Workload prediction for DIRAC distributed computing infrastructure

Monday, May 24, 2021 - Wednesday, June 2, 2021     

There is a new project of MLIT employee Igor Pelevanyuk within the framework of the 4th Wave of the INTEREST online scientific program, which is organized by the JINR University Centre and will be held from May 24 to July 2, 2021.
DIRAC Interware is a platform for the integration of different computing resources into a unified system. In JINR it is used to run various jobs related to Monte-Carlo generation and data reconstruction. So far almost a million jobs have been successfully executed which consumed 500 years of wall-time. With monitoring data available it is possible to predict the duration of jobs running on the integrated infrastructure. It would allow to plan load more precisely.
This project involves diving into the terminology of High-Throughput Computing and the practical use of collected data.
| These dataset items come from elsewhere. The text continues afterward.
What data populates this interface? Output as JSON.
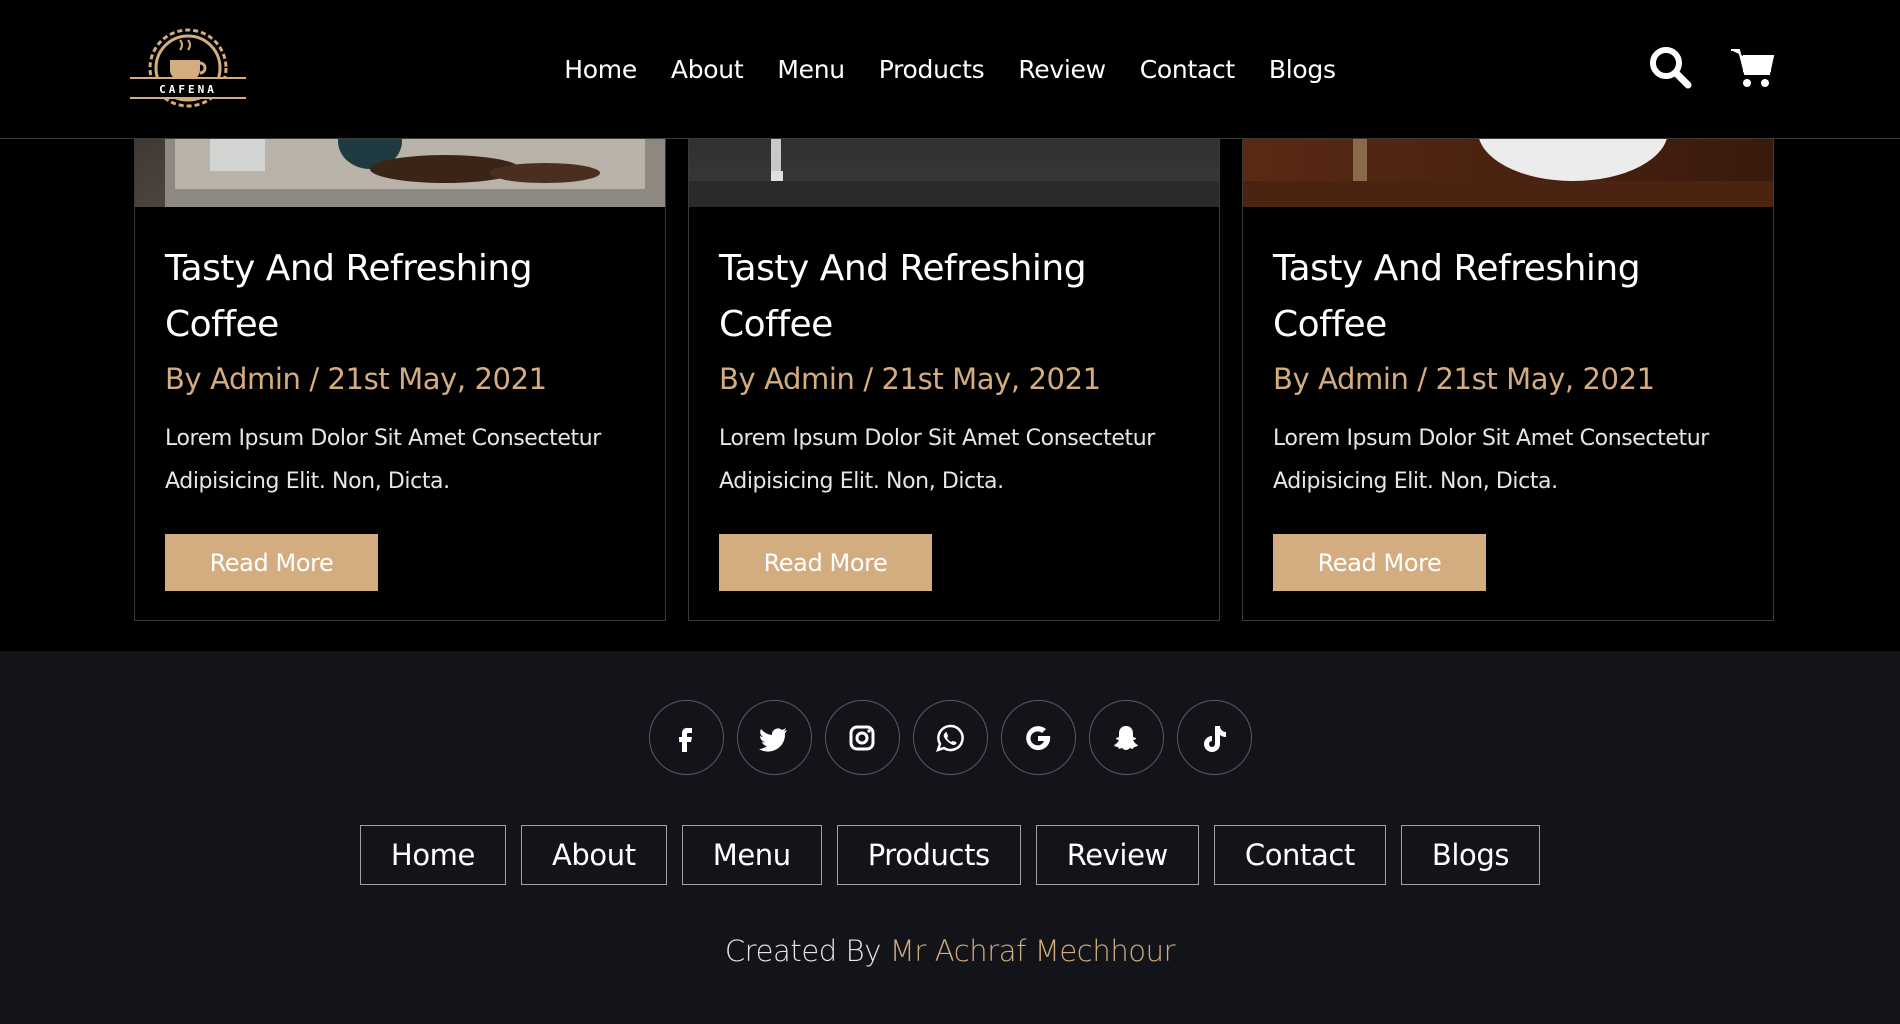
{
  "header": {
    "logo_text": "CAFENA",
    "nav": [
      "Home",
      "About",
      "Menu",
      "Products",
      "Review",
      "Contact",
      "Blogs"
    ],
    "icons": [
      "search-icon",
      "cart-icon"
    ]
  },
  "blogs": [
    {
      "title": "Tasty And Refreshing Coffee",
      "meta": "By Admin / 21st May, 2021",
      "excerpt": "Lorem Ipsum Dolor Sit Amet Consectetur Adipisicing Elit. Non, Dicta.",
      "button": "Read More"
    },
    {
      "title": "Tasty And Refreshing Coffee",
      "meta": "By Admin / 21st May, 2021",
      "excerpt": "Lorem Ipsum Dolor Sit Amet Consectetur Adipisicing Elit. Non, Dicta.",
      "button": "Read More"
    },
    {
      "title": "Tasty And Refreshing Coffee",
      "meta": "By Admin / 21st May, 2021",
      "excerpt": "Lorem Ipsum Dolor Sit Amet Consectetur Adipisicing Elit. Non, Dicta.",
      "button": "Read More"
    }
  ],
  "footer": {
    "social": [
      "facebook-icon",
      "twitter-icon",
      "instagram-icon",
      "whatsapp-icon",
      "google-icon",
      "snapchat-icon",
      "tiktok-icon"
    ],
    "nav": [
      "Home",
      "About",
      "Menu",
      "Products",
      "Review",
      "Contact",
      "Blogs"
    ],
    "credit_prefix": "Created By",
    "credit_author": "Mr Achraf Mechhour"
  },
  "colors": {
    "accent": "#d3ad7f",
    "footer_bg": "#13131a",
    "page_bg": "#000000"
  }
}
Please, include a link to your Github(GitLab, BitBucket) account if you already have some projects completed in Python.

1. Analyze already performed workloads.
2. Design a model of the system.
3. Apply existing parameters to the model.
4. Perform prediction for the future workloads.
5. Compare prediction and real data.
Preliminary schedule by topics/tasks
The schedule is going to be established after beginning of the project
Required skills
A strong python programming skill is required. Good knowledge of OOP is required. Knowledge of design patterns is gonna be an advantage.
Acquired skills and experience
Practical experience in product development with Python. Data analysis experience.
Recommended literature
Design Patterns: Elements of Reusable Object-Oriented Software by The Gang of Four.